Recurrent, a car industry analyst of electric vehicle (EV) battery health, on July 18 released its Q3 2022 Used Electric Car Market Report, revealing that price increases for used EVs are beating the consumer price index for all cars in the U.S.
The lack of new and used EV supply leads consumers to either add their name to long pre-order wait lists or pay more for used cars today.
EVs are increasing in value in the first year, which has led to “car flipping” — much like flipping houses for profit — and a surplus of like-new used cars to meet the demand of eager EV converts.
EV owners who purchased a new Ford Mustang Mach-E in late 2021 could have resold it for a profit of $10,000 to $20,000 in a matter of months, a trend that is still visible in the summer of 2022. Someone who bought a Tesla Model 3 in April 2021 has seen its value appreciate by $19,000 as of July 2022.
“Lots of factors are playing into this interest spike in used electric cars,” said Andrew Garberson, head of marketing at Recurrent, in a news release. “I don’t expect it to wane anytime soon because many of the contributors — unrelenting gas prices, new car supply shortages and dozens of exciting model releases — are not going to suddenly change, either. Once a secondary market is established, it does not normally disappear.”

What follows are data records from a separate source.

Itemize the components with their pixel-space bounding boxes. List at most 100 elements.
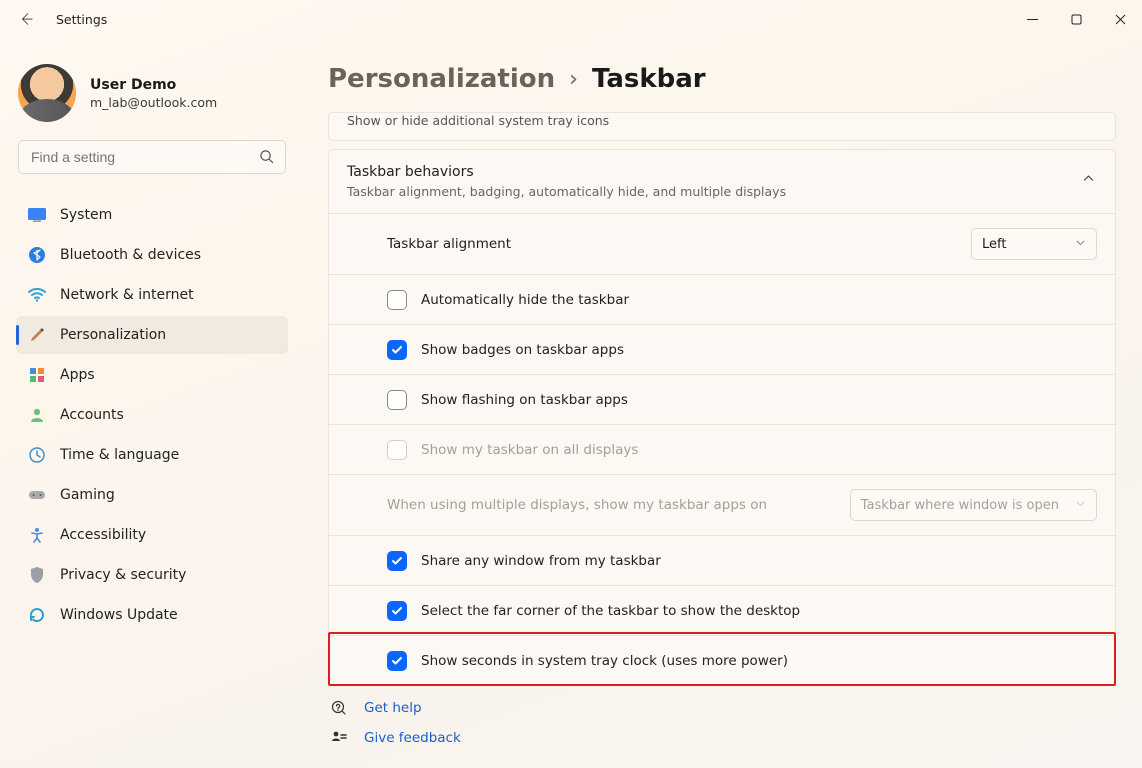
clock-icon — [28, 446, 46, 464]
sidebar-item-privacy[interactable]: Privacy & security — [16, 556, 288, 594]
nav-label: Network & internet — [60, 287, 194, 303]
sidebar: User Demo m_lab@outlook.com System Bluet… — [0, 38, 300, 768]
main: Personalization › Taskbar Show or hide a… — [300, 38, 1142, 768]
profile-block[interactable]: User Demo m_lab@outlook.com — [16, 60, 288, 140]
chevron-up-icon — [1082, 172, 1095, 189]
link-label: Give feedback — [364, 730, 461, 746]
chevron-right-icon: › — [569, 67, 578, 92]
apps-icon — [28, 366, 46, 384]
accessibility-icon — [28, 526, 46, 544]
all-displays-checkbox — [387, 440, 407, 460]
sidebar-item-bluetooth[interactable]: Bluetooth & devices — [16, 236, 288, 274]
row-label: Select the far corner of the taskbar to … — [421, 603, 800, 619]
nav: System Bluetooth & devices Network & int… — [16, 196, 288, 634]
row-label: Automatically hide the taskbar — [421, 292, 629, 308]
row-label: Show flashing on taskbar apps — [421, 392, 628, 408]
search-input[interactable] — [18, 140, 286, 174]
badges-row: Show badges on taskbar apps — [329, 324, 1115, 374]
sidebar-item-personalization[interactable]: Personalization — [16, 316, 288, 354]
select-value: Taskbar where window is open — [861, 498, 1059, 513]
chevron-down-icon — [1075, 237, 1086, 252]
system-icon — [28, 206, 46, 224]
auto-hide-checkbox[interactable] — [387, 290, 407, 310]
select-value: Left — [982, 237, 1006, 252]
nav-label: Apps — [60, 367, 95, 383]
other-tray-icons-card[interactable]: Show or hide additional system tray icon… — [328, 112, 1116, 141]
row-label: Show seconds in system tray clock (uses … — [421, 653, 788, 669]
sidebar-item-time[interactable]: Time & language — [16, 436, 288, 474]
scroll-area: Show or hide additional system tray icon… — [328, 112, 1116, 758]
card-subtitle: Taskbar alignment, badging, automaticall… — [347, 184, 1067, 199]
titlebar: Settings — [0, 0, 1142, 38]
nav-label: Bluetooth & devices — [60, 247, 201, 263]
taskbar-alignment-select[interactable]: Left — [971, 228, 1097, 260]
show-seconds-row: Show seconds in system tray clock (uses … — [329, 635, 1115, 685]
row-label: Share any window from my taskbar — [421, 553, 661, 569]
share-window-row: Share any window from my taskbar — [329, 535, 1115, 585]
sidebar-item-accessibility[interactable]: Accessibility — [16, 516, 288, 554]
get-help-link[interactable]: Get help — [330, 700, 1116, 716]
far-corner-checkbox[interactable] — [387, 601, 407, 621]
all-displays-row: Show my taskbar on all displays — [329, 424, 1115, 474]
multi-display-row: When using multiple displays, show my ta… — [329, 474, 1115, 535]
multi-display-select: Taskbar where window is open — [850, 489, 1097, 521]
badges-checkbox[interactable] — [387, 340, 407, 360]
breadcrumb-parent[interactable]: Personalization — [328, 64, 555, 94]
nav-label: Accounts — [60, 407, 124, 423]
update-icon — [28, 606, 46, 624]
nav-label: System — [60, 207, 112, 223]
paintbrush-icon — [28, 326, 46, 344]
breadcrumb-current: Taskbar — [592, 64, 706, 94]
nav-label: Personalization — [60, 327, 166, 343]
taskbar-behaviors-card: Taskbar behaviors Taskbar alignment, bad… — [328, 149, 1116, 686]
share-window-checkbox[interactable] — [387, 551, 407, 571]
link-label: Get help — [364, 700, 422, 716]
app-title: Settings — [56, 12, 107, 27]
nav-label: Accessibility — [60, 527, 146, 543]
flashing-checkbox[interactable] — [387, 390, 407, 410]
auto-hide-row: Automatically hide the taskbar — [329, 274, 1115, 324]
sidebar-item-accounts[interactable]: Accounts — [16, 396, 288, 434]
help-icon — [330, 700, 348, 716]
nav-label: Time & language — [60, 447, 179, 463]
shield-icon — [28, 566, 46, 584]
nav-label: Privacy & security — [60, 567, 186, 583]
gamepad-icon — [28, 486, 46, 504]
person-icon — [28, 406, 46, 424]
nav-label: Gaming — [60, 487, 115, 503]
flashing-row: Show flashing on taskbar apps — [329, 374, 1115, 424]
breadcrumb: Personalization › Taskbar — [328, 64, 1116, 94]
give-feedback-link[interactable]: Give feedback — [330, 730, 1116, 746]
sidebar-item-network[interactable]: Network & internet — [16, 276, 288, 314]
bluetooth-icon — [28, 246, 46, 264]
row-label: Taskbar alignment — [387, 236, 511, 252]
sidebar-item-system[interactable]: System — [16, 196, 288, 234]
search-icon — [259, 149, 274, 168]
profile-email: m_lab@outlook.com — [90, 95, 217, 110]
close-button[interactable] — [1098, 4, 1142, 34]
avatar — [18, 64, 76, 122]
row-label: Show my taskbar on all displays — [421, 442, 638, 458]
feedback-icon — [330, 730, 348, 746]
row-label: When using multiple displays, show my ta… — [387, 497, 767, 513]
window-controls — [1010, 4, 1142, 34]
far-corner-row: Select the far corner of the taskbar to … — [329, 585, 1115, 635]
sidebar-item-gaming[interactable]: Gaming — [16, 476, 288, 514]
nav-label: Windows Update — [60, 607, 178, 623]
sidebar-item-apps[interactable]: Apps — [16, 356, 288, 394]
maximize-button[interactable] — [1054, 4, 1098, 34]
sidebar-item-update[interactable]: Windows Update — [16, 596, 288, 634]
minimize-button[interactable] — [1010, 4, 1054, 34]
back-button[interactable] — [18, 11, 34, 27]
chevron-down-icon — [1075, 498, 1086, 513]
profile-name: User Demo — [90, 77, 217, 93]
taskbar-alignment-row: Taskbar alignment Left — [329, 213, 1115, 274]
taskbar-behaviors-header[interactable]: Taskbar behaviors Taskbar alignment, bad… — [329, 150, 1115, 213]
card-subtitle: Show or hide additional system tray icon… — [347, 113, 1097, 128]
footer-links: Get help Give feedback — [328, 700, 1116, 746]
row-label: Show badges on taskbar apps — [421, 342, 624, 358]
wifi-icon — [28, 286, 46, 304]
search-wrap — [18, 140, 286, 174]
show-seconds-checkbox[interactable] — [387, 651, 407, 671]
card-title: Taskbar behaviors — [347, 164, 1067, 180]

Used Electric Vehicle Interest, Prices, Resales Heading Higher
A few additional key findings from the report include:
- Interest in used EVs is growing: In 2021, 50% of EV shoppers would be interested in a used EV and, just one year later, Recurrent’s latest survey puts that number closer to 80%.

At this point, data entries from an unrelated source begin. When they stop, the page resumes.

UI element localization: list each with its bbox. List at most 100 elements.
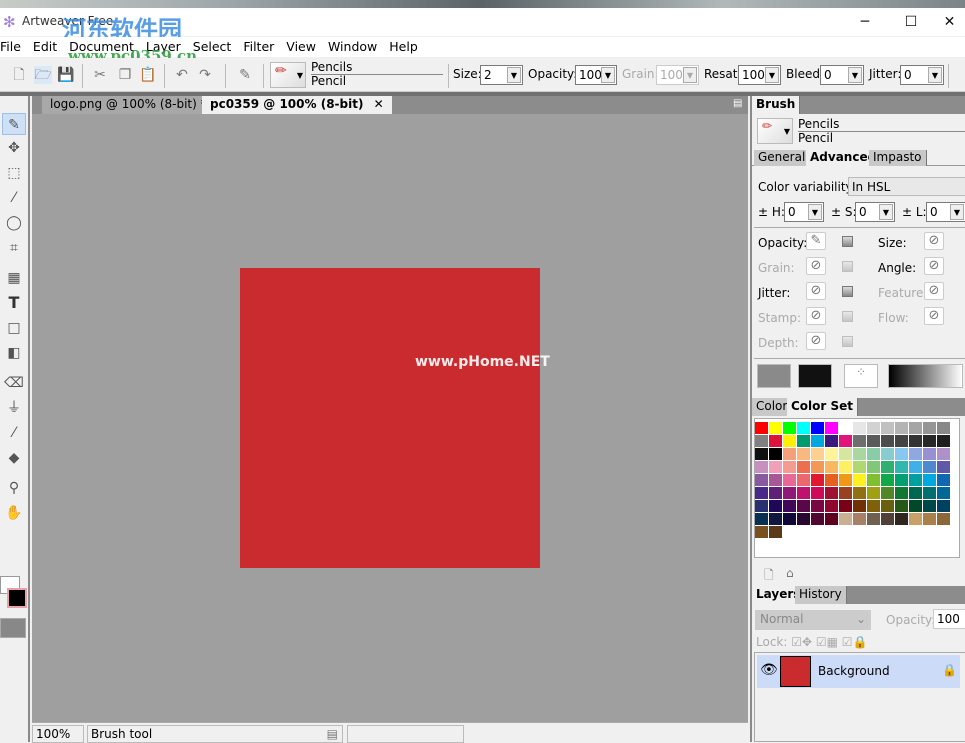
brush-stamp-picker[interactable] — [798, 364, 832, 388]
color-swatch[interactable] — [797, 461, 810, 473]
color-swatch[interactable] — [867, 474, 880, 486]
copy-icon[interactable]: ❐ — [116, 66, 134, 84]
save-icon[interactable]: 💾 — [57, 66, 75, 84]
gradient-tool-icon[interactable]: ◧ — [2, 342, 26, 364]
color-swatch[interactable] — [909, 422, 922, 434]
color-swatch[interactable] — [895, 500, 908, 512]
layer-row-background[interactable]: 👁 Background 🔒 — [757, 655, 960, 688]
color-swatch[interactable] — [755, 474, 768, 486]
color-swatch[interactable] — [797, 474, 810, 486]
perspective-tool-icon[interactable]: ▦ — [2, 267, 26, 289]
color-swatch[interactable] — [769, 513, 782, 525]
menu-file[interactable]: File — [0, 37, 29, 57]
tab-impasto[interactable]: Impasto — [869, 150, 927, 166]
opacity-input[interactable]: 100 ▼ — [575, 65, 617, 85]
color-swatch[interactable] — [769, 448, 782, 460]
color-swatch[interactable] — [923, 448, 936, 460]
color-swatch[interactable] — [923, 435, 936, 447]
gradient-picker[interactable] — [888, 364, 963, 388]
color-swatch[interactable] — [811, 435, 824, 447]
color-swatch[interactable] — [839, 513, 852, 525]
zoom-level[interactable]: 100% — [32, 725, 84, 743]
color-swatch[interactable] — [881, 461, 894, 473]
tab-color-set[interactable]: Color Set — [787, 398, 859, 416]
color-swatch[interactable] — [825, 448, 838, 460]
color-swatch[interactable] — [755, 435, 768, 447]
size-input[interactable]: 2 ▼ — [480, 65, 523, 85]
eye-visibility-icon[interactable]: 👁 — [760, 662, 778, 678]
color-swatch[interactable] — [867, 513, 880, 525]
color-swatch[interactable] — [895, 435, 908, 447]
tab-history[interactable]: History — [795, 586, 847, 604]
color-swatch[interactable] — [797, 513, 810, 525]
brush-preset-picker[interactable]: ✏ ▼ — [757, 118, 793, 144]
brush-name[interactable]: Pencil — [311, 74, 346, 88]
new-file-icon[interactable]: 🗋 — [10, 66, 28, 84]
color-swatch[interactable] — [881, 487, 894, 499]
color-swatch[interactable] — [839, 500, 852, 512]
color-swatch[interactable] — [881, 448, 894, 460]
color-swatch[interactable] — [853, 513, 866, 525]
color-swatch[interactable] — [811, 487, 824, 499]
color-swatch[interactable] — [825, 487, 838, 499]
color-swatch[interactable] — [909, 448, 922, 460]
color-swatch[interactable] — [825, 422, 838, 434]
paper-texture-picker[interactable] — [0, 618, 26, 638]
maximize-button[interactable]: ☐ — [888, 8, 934, 36]
color-swatch[interactable] — [783, 422, 796, 434]
stamp-tool-icon[interactable]: ⏚ — [2, 397, 26, 419]
canvas-image[interactable] — [240, 268, 540, 568]
color-swatch[interactable] — [825, 513, 838, 525]
delete-swatch-icon[interactable]: ⌂ — [786, 566, 794, 580]
opacity-expression-picker[interactable]: ✎ — [806, 232, 826, 250]
l-input[interactable]: 0 ▼ — [926, 202, 965, 222]
jitter-expression-checkbox[interactable] — [842, 286, 853, 297]
brush-tool-icon[interactable]: ✎ — [236, 66, 254, 84]
color-swatch[interactable] — [755, 500, 768, 512]
tab-pc0359[interactable]: pc0359 @ 100% (8-bit) ✕ — [202, 96, 392, 114]
eraser-tool-icon[interactable]: ⌫ — [2, 372, 26, 394]
color-swatch[interactable] — [811, 448, 824, 460]
color-swatch[interactable] — [909, 474, 922, 486]
tab-general[interactable]: General — [754, 150, 811, 166]
color-swatch[interactable] — [811, 422, 824, 434]
eyedropper-tool-icon[interactable]: ⁄ — [2, 422, 26, 444]
color-swatch[interactable] — [769, 422, 782, 434]
h-input[interactable]: 0 ▼ — [784, 202, 824, 222]
color-swatch[interactable] — [895, 513, 908, 525]
color-swatch[interactable] — [867, 422, 880, 434]
color-swatch[interactable] — [937, 448, 950, 460]
color-swatch[interactable] — [923, 474, 936, 486]
brush-preset-picker[interactable]: ✏ ▼ — [270, 62, 306, 88]
color-swatch[interactable] — [783, 435, 796, 447]
color-variability-select[interactable]: In HSL — [848, 177, 965, 196]
angle-expression-picker[interactable]: ⊘ — [924, 257, 944, 275]
jitter-expression-picker[interactable]: ⊘ — [806, 282, 826, 300]
color-swatch[interactable] — [867, 487, 880, 499]
color-swatch[interactable] — [909, 461, 922, 473]
text-tool-icon[interactable]: T — [2, 292, 26, 314]
color-swatch[interactable] — [909, 513, 922, 525]
open-file-icon[interactable]: 🗁 — [34, 66, 52, 84]
color-swatch[interactable] — [755, 487, 768, 499]
color-swatch[interactable] — [909, 435, 922, 447]
color-swatch[interactable] — [881, 422, 894, 434]
crop-tool-icon[interactable]: ⌗ — [2, 237, 26, 259]
bleed-input[interactable]: 0 ▼ — [820, 65, 864, 85]
color-swatch[interactable] — [769, 487, 782, 499]
opacity-expression-checkbox[interactable] — [842, 236, 853, 247]
undo-icon[interactable]: ↶ — [173, 66, 191, 84]
color-swatch[interactable] — [811, 474, 824, 486]
color-swatch[interactable] — [783, 513, 796, 525]
color-swatch[interactable] — [755, 513, 768, 525]
panel-menu-icon[interactable]: ▤ — [733, 98, 742, 109]
color-swatch[interactable] — [811, 513, 824, 525]
brush-category[interactable]: Pencils — [798, 117, 965, 132]
color-swatch[interactable] — [839, 474, 852, 486]
close-tab-icon[interactable]: ✕ — [374, 97, 384, 111]
color-swatch[interactable] — [825, 500, 838, 512]
move-tool-icon[interactable]: ✥ — [2, 137, 26, 159]
color-swatch[interactable] — [811, 461, 824, 473]
rect-select-tool-icon[interactable]: ⬚ — [2, 162, 26, 184]
color-swatch[interactable] — [923, 487, 936, 499]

- Used EV prices will remain high: The supply chain constraints, rising gas prices and equipment shortages all factor into this, and it might take 18 months until production backlogs clear and new facilities come online.

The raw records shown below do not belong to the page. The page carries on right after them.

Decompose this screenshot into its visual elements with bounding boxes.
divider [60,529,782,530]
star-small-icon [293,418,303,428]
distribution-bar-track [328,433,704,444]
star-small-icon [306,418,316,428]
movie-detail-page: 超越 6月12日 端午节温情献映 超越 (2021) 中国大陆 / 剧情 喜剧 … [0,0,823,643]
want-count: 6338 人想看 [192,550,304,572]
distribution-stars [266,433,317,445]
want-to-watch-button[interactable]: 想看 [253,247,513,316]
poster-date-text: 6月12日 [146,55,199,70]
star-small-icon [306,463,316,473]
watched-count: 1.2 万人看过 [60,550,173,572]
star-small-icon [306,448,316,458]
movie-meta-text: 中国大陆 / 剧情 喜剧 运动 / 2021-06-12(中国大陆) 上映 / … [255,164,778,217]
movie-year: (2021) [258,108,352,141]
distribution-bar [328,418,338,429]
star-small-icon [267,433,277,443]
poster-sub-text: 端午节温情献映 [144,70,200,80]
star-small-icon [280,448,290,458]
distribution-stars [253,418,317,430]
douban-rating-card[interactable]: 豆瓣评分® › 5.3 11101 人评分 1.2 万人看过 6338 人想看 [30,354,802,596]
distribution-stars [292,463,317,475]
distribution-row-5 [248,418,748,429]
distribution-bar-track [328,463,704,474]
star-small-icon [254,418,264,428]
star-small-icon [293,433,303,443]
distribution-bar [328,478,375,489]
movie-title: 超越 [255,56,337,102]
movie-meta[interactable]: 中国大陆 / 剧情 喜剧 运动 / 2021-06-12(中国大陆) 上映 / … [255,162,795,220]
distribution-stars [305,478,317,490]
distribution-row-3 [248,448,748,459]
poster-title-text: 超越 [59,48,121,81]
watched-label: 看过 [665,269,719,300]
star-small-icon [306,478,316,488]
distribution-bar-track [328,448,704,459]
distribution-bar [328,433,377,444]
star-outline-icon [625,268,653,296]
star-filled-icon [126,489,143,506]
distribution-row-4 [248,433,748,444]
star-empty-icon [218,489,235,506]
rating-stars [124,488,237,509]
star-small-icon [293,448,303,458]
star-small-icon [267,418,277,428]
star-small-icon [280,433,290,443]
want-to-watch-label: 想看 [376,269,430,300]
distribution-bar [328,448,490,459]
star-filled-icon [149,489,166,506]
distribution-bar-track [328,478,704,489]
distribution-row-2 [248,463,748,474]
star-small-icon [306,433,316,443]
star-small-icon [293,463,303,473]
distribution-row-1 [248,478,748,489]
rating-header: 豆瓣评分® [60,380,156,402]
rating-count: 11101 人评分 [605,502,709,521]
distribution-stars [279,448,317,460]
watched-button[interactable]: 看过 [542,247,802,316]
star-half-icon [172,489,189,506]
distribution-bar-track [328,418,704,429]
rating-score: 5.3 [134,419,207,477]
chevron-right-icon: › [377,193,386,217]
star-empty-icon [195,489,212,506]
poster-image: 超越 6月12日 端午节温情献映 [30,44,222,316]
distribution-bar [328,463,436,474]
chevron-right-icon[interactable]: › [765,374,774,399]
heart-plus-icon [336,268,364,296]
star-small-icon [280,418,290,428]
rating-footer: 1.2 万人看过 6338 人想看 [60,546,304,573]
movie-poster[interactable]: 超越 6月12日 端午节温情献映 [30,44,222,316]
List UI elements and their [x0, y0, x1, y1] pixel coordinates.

- Electric truck and SUV sales are breaking records: More people have preordered the all-electric Ford F-150 Lightning than all Nissan LEAFs ever sold in the U.S., and the Tesla Model Y crossover SUV is the best-selling EV.
- The rise of “car flipping” will continue despite attempts to block it: Savvy shoppers are scooping up new EVs and reselling them with low mileage. Restrictions on lease buyouts and vehicle resale will further limit the supply of secondhand EVs in coming years.
As a wave of U.S. drivers shifts from gas to electric motors, Recurrent started a free EV 101 course to educate new and prospective EV owners about how to properly care for their car and its battery. Over 800 people have already enrolled during the first two months.